More on regularizing undocumented Irish emigrants

February 24th, 2006 | by aobaoill |

Mark Dowling picked up on my coverage of the Irish Lobby for Immigration Reform (in the United States) and linked the issue to current debates on immigration in Ireland. I had failed to do so, though I had originally intended to make the connection.
As with so much else I’m somewhat torn on this. First, many of these emigrants (from Ireland) have been out of the country for many years, so it is not necessarily fair to counter their claims with examples of current in-country Irish reactions. Second, charges of hypocrisy do not necessarily delegitimize any particular argument – rather, I have previously used the Irish approach to their emigrants to make arguments about the manner in which we should now approach immigration. Third, there is a reasonable charge to be made against Irish politicians and the government when they use political capital to lobby the United States to ‘regularize’ the status of undocumented Irish migrants, but then take a different approach to immigrants in Ireland.

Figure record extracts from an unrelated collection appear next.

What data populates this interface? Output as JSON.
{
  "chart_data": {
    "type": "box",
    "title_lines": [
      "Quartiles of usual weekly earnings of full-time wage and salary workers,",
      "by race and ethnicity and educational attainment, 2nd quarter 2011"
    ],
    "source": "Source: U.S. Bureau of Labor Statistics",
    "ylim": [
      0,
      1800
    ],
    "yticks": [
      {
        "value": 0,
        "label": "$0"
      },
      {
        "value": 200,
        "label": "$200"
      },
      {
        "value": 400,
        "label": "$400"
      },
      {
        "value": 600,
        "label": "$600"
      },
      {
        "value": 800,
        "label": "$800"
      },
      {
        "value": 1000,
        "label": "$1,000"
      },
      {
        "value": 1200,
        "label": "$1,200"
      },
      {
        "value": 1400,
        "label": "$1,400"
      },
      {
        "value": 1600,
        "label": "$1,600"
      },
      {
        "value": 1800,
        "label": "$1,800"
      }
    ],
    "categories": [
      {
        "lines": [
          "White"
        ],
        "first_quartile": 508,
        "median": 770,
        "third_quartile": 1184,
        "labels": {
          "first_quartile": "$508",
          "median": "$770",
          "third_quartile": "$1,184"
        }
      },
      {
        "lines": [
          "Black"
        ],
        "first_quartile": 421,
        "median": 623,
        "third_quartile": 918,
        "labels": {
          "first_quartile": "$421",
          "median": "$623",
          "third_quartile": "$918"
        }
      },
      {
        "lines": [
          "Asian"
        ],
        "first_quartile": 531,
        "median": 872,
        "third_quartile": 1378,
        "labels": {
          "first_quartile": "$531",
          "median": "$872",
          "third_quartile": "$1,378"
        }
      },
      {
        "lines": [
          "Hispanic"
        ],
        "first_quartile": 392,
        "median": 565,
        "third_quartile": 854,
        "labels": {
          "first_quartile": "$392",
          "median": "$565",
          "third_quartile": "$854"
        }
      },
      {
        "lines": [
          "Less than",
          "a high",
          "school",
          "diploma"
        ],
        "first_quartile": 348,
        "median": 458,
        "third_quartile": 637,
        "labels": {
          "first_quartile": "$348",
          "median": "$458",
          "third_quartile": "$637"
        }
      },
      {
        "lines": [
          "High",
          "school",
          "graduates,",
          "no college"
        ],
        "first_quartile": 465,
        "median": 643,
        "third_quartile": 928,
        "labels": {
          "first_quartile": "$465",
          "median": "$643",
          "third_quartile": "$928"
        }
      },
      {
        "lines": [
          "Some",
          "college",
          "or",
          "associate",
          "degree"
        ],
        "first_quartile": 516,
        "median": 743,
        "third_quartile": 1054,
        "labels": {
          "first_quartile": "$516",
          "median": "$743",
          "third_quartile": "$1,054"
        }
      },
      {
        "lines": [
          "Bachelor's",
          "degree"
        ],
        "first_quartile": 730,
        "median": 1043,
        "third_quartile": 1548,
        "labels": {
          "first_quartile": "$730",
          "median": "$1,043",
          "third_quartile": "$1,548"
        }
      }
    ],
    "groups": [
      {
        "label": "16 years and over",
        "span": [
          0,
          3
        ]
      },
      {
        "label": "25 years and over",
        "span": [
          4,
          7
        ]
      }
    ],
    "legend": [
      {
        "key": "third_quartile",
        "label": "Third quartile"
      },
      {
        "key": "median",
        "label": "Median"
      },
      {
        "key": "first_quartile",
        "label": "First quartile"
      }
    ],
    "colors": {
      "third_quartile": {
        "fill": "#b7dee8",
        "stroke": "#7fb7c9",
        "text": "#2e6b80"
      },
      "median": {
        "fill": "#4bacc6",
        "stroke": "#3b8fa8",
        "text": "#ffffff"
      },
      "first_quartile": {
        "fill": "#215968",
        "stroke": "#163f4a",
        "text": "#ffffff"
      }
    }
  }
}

Mark makes some good points – and highlights some of the shameful responses of the Irish public and government to our transition to a country with net immigration – but for the reasons outlined above I’m not sure I concur with his conclusion that undocumented Irish emigrants to the USA are undeserving of sympathy. Whether that sympathy at the individual level, for people who often left due to economic pressures many years ago and have now established their lives in their new ‘home’, should translate to preferential institutional responses is of course another matter.